Apple’s critical stance on LRMs also invites scrutiny of their own AI ecosystem. Despite their rigorous research, products like Siri and Apple Intelligence are widely regarded as lagging behind competitors such as Google Assistant or OpenAI’s offerings. Siri, in particular, has been criticized for its limited understanding and clunky user experience, while Apple Intelligence—Apple’s broader AI initiative—has yet to make a significant impact. This raises an important question: is Apple’s skepticism toward LRMs a reflection of broader industry challenges, or does it stem from their own struggles to innovate in this space? Their research may be a way to deflect attention from internal shortcomings, positioning them as thought leaders in identifying AI’s limitations rather than pioneers in overcoming them.
The implications of Apple’s findings extend far beyond their own products, casting a shadow over the AI industry’s rush to develop ever-larger reasoning models. If LRMs indeed face fundamental barriers to generalizable reasoning, as the study suggests, then current approaches may need a radical rethink. The researchers themselves acknowledge that their work raises more questions than answers, particularly around why LRMs fail at exact computation and why their reasoning effort diminishes at critical complexity thresholds. They call for future investigations into these anomalies, suggesting that understanding the computational behavior and reasoning patterns of LRMs could unlock new pathways for development—or reveal insurmountable limits.
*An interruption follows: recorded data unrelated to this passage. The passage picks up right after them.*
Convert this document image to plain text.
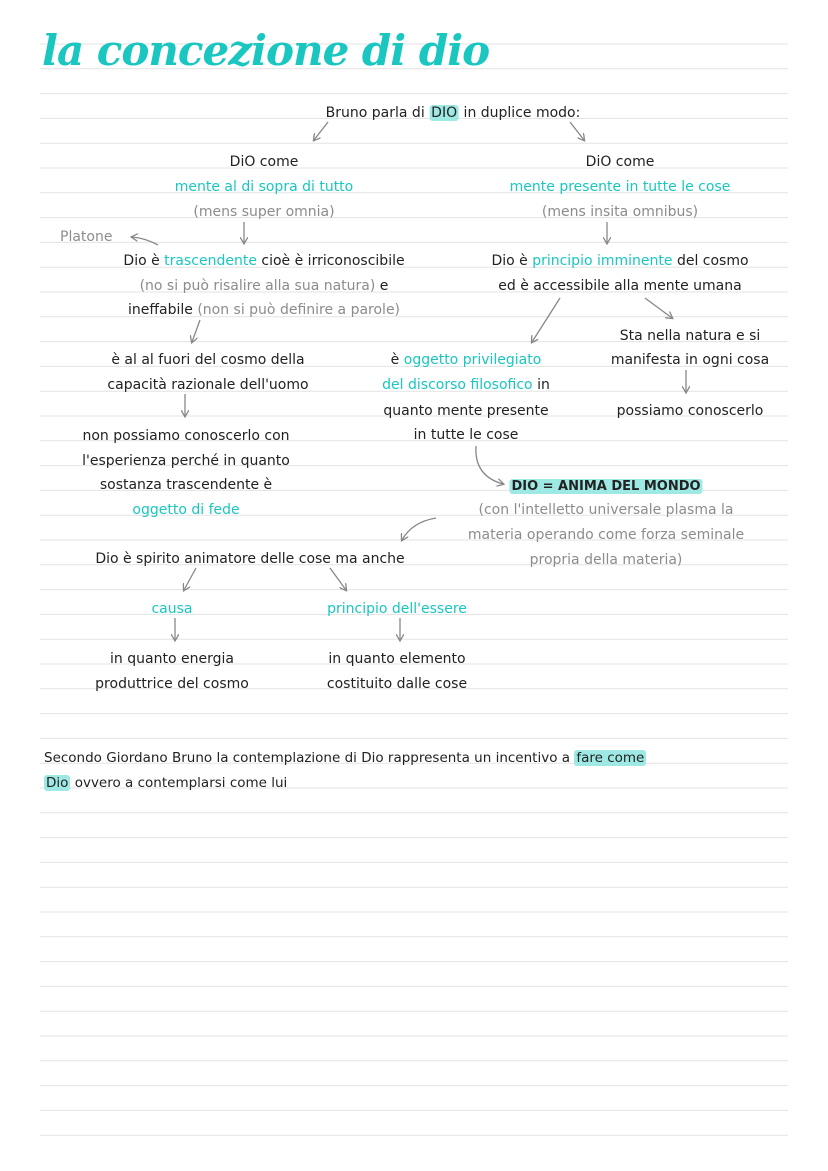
la concezione di dio
Bruno parla di DIO in duplice modo:
DiO come
mente al di sopra di tutto
(mens super omnia)
Platone
Dio è trascendente cioè è irriconoscibile
(no si può risalire alla sua natura) e
ineffabile (non si può definire a parole)
è al al fuori del cosmo della
capacità razionale dell'uomo
non possiamo conoscerlo con
l'esperienza perché in quanto
sostanza trascendente è
oggetto di fede
DiO come
mente presente in tutte le cose
(mens insita omnibus)
Dio è principio imminente del cosmo
ed è accessibile alla mente umana
è oggetto privilegiato
del discorso filosofico in
quanto mente presente
in tutte le cose
Sta nella natura e si
manifesta in ogni cosa
possiamo conoscerlo
DIO = ANIMA DEL MONDO
(con l'intelletto universale plasma la
materia operando come forza seminale
propria della materia)
Dio è spirito animatore delle cose ma anche
causa
in quanto energia
produttrice del cosmo
principio dell'essere
in quanto elemento
costituito dalle cose
Secondo Giordano Bruno la contemplazione di Dio rappresenta un incentivo a fare come
Dio ovvero a contemplarsi come lui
Apple’s critique of Large Reasoning Models serves as a sobering reminder that AI, for all its advancements, remains far from achieving human-like reasoning. Their controlled experiments with puzzle environments have exposed critical weaknesses in how these models process complexity, challenging the assumption that more compute or more sophisticated mechanisms will inevitably lead to better outcomes. As the AI community grapples with these insights, the path forward may require not just technical innovation but a deeper philosophical reckoning with what “thinking” truly means for machines. For now, Apple’s research stands as both a warning and a call to action: the illusion of thought in AI is a powerful one, but illusions, by their nature, are not reality.